Page 23 of Werewolf Heart

Although she desperately wants things to be good between them, she can’t force the poor man to be around her if he doesn’t want to. She can’t force this. (She can’t lose him like that.)

Sara hears the keys clicking inside the lock. She holds her breath. She waits.

She catches a glimpse of Robert’s eyes, and Sara knows she’s a fucking goner.

Chapter 7

Robert

He doesn’t see her for a whole week.

He hears her alarm clock, her long morning showers, the lingering smell of her perfume after she leaves the kitchen, but Robert doesn’t actually see Sara.

Good. He’s avoiding her.

After their talk, he feels like his feet can’t touch the ground. He’s afloat. He goes to work, does his job, comes back home, eats cereal for dinner, and watches random YouTube videos to fall asleep. Robert might be a little bit depressed. Guilt lies in his heart. Because, truth be told, what Sara said is true.

For years he never made a move, never reciprocated her teasing, even backed off for a while in their friendship. Because Robert had a suspicion. He thought Sara might like him more than a friend, and he couldn’t handle it. Call it insecurity. Call it being a fucking coward. But Robert was scared shitless of his friend seeing him that way. It wasn’t disgust. It wasn’t because he was turned off by the idea. It was because Sara had been one of the few people he let in. Who watched him cry over his crappy dad. Who he felt so at ease, he showed even the most annoying parts of himself: like random rants at three in the morning, his need for things to be in the exact place he left them, the anxiety attacks in the weirdest of places (like at a Sainsbury’s buying rotisserie chicken)—and it scared him.

Robert has been betrayed before. Bullying disguised as jokes. Manipulating him to get something out of him. Cheating. Lying. More cheating. Girlfriends who used him for a few months then dropped him like a hot potato. All the times his dad seemed to be better—a better father, a better person in general—only for him to go back to being his old narcissistic self and scream at his son for the tiniest of mistakes. For Robert, that certain type of anxiety starts up like a rock in the pit of his stomach. His body turns cold and all his limbs go tight. He has nausea, migraines. Sometimes, it doesn’t even feel like it’s real. As if he’s stuck in a nightmare he can’t wake up from; a kind of sleep paralysis, but the demon sitting on your bed can actually hurt you. (Or, at least, it feels like it.)

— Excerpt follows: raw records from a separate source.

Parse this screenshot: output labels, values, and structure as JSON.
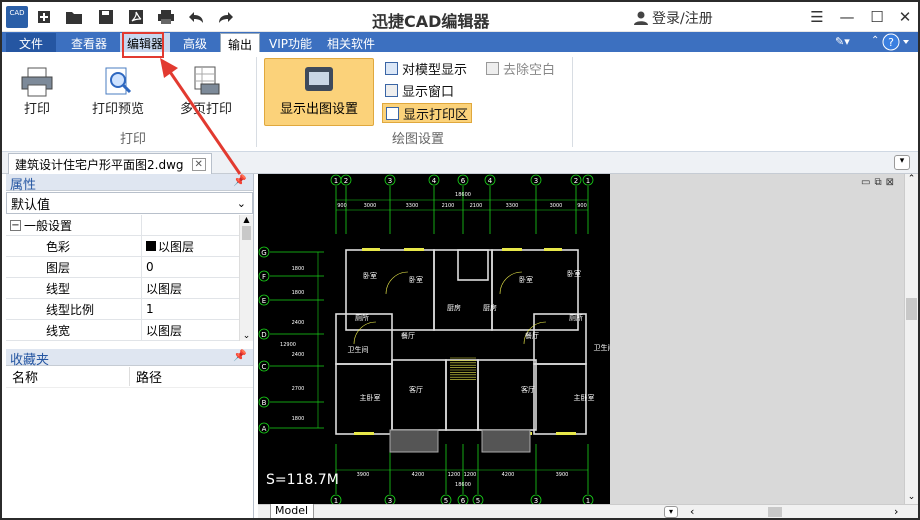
{
  "app": {
    "title": "迅捷CAD编辑器",
    "logo_text": "CAD",
    "login_label": "登录/注册"
  },
  "menu": {
    "file": "文件",
    "tabs": [
      "查看器",
      "编辑器",
      "高级",
      "输出",
      "VIP功能",
      "相关软件"
    ]
  },
  "ribbon": {
    "print_label": "打印",
    "print_preview_label": "打印预览",
    "multipage_print_label": "多页打印",
    "group_print": "打印",
    "display_layout_label": "显示出图设置",
    "model_display_label": "对模型显示",
    "remove_blank_label": "去除空白",
    "display_window_label": "显示窗口",
    "display_print_area_label": "显示打印区",
    "group_drawing": "绘图设置"
  },
  "document": {
    "tab_name": "建筑设计住宅户形平面图2.dwg",
    "layout_tab": "Model"
  },
  "properties": {
    "title": "属性",
    "combo_value": "默认值",
    "section": "一般设置",
    "rows": [
      {
        "key": "色彩",
        "value": "以图层"
      },
      {
        "key": "图层",
        "value": "0"
      },
      {
        "key": "线型",
        "value": "以图层"
      },
      {
        "key": "线型比例",
        "value": "1"
      },
      {
        "key": "线宽",
        "value": "以图层"
      }
    ]
  },
  "favorites": {
    "title": "收藏夹",
    "col_name": "名称",
    "col_path": "路径"
  },
  "drawing": {
    "scale_text": "S=118.7M",
    "axis_top": [
      "1",
      "2",
      "3",
      "4",
      "6",
      "4",
      "3",
      "2",
      "1"
    ],
    "axis_bottom": [
      "1",
      "3",
      "5",
      "6",
      "5",
      "3",
      "1"
    ],
    "axis_left": [
      "G",
      "F",
      "E",
      "D",
      "C",
      "B",
      "A"
    ],
    "dim_top_total": "18600",
    "dims_top": [
      "900",
      "3000",
      "3300",
      "2100",
      "2100",
      "3300",
      "3000",
      "900"
    ],
    "dims_left": [
      "1800",
      "1800",
      "2400",
      "12900",
      "2400",
      "2700",
      "1800"
    ],
    "dims_bottom": [
      "3900",
      "4200",
      "1200",
      "1200",
      "4200",
      "3900"
    ],
    "dim_bottom_total": "18600",
    "rooms": [
      {
        "name": "卧室"
      },
      {
        "name": "卧室"
      },
      {
        "name": "卧室"
      },
      {
        "name": "卧室"
      },
      {
        "name": "厨房"
      },
      {
        "name": "厨房"
      },
      {
        "name": "厕所"
      },
      {
        "name": "厕所"
      },
      {
        "name": "餐厅"
      },
      {
        "name": "餐厅"
      },
      {
        "name": "卫生间"
      },
      {
        "name": "卫生间"
      },
      {
        "name": "客厅"
      },
      {
        "name": "客厅"
      },
      {
        "name": "主卧室"
      },
      {
        "name": "主卧室"
      }
    ]
  },
  "colors": {
    "menu_bg": "#3c70c0",
    "highlight": "#fbd27a",
    "annotation_red": "#e23a30",
    "cad_green": "#19d419",
    "cad_yellow": "#e8e84a"
  }
}
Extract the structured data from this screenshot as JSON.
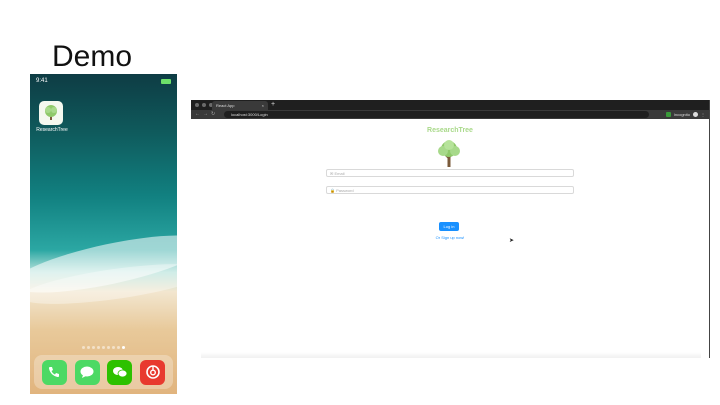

The thought that Sara could possibly hurt him that much terrified him to his core.

So, he didn’t say anything. He ignored it, pulled away. Till he needed her again. Because Robert is a bastard and he knows that now. And he knows he can’t avoid her forever, but it’s hard to face something he’s tried to drown for years.

However, they live in the same flat, so it shouldn’t come as a surprise when he opens the door one day and he sees Sara sitting on the sofa. Her eyes widen when she spots him.

“Hey,” she says. “You look tired. Busy day at work?”

“Yeah,” he says back, awkwardly. He shuts the door, kicks off his shoes. “I think I’m gonna go to bed early.”

“Oh, okay,” she mumbles, turning back to the screen. "If you need to talk… I'm here if you want, okay?"

"Sure," he whispers, and walks towards his bedroom. Opens the door. Closes it. Walks back to the living room. “Actually, I do need to talk to you.”

Sara nods, almost eagerly, then turns off the TV. She waits for him to begin.

Okay, here goes nothing!

“You were right,” he says. “About— well, almost everything.”

She puts a hand under her chin. “Almost everything?”

“Yeah." He walks to the sofa and cautiously sits next to her. “I did know you liked me. Suspected, anyway.”

“And you didn’t like me back," she says, quite fast. "I get it, Rob. You don’t need to explain yourself—”

“I didn’t say that,” he says, shaking his head. “I never said I didn’t like you.”

“Right,” she mumbles, frowning. “You like me as a friend, but not as a girlfriend.”

“Didn’t say that either.”

“Rob. What are you trying to say?”

He takes a deep breath. “I was scared, okay?”

“Scared?” She says, shocked. “Of me?”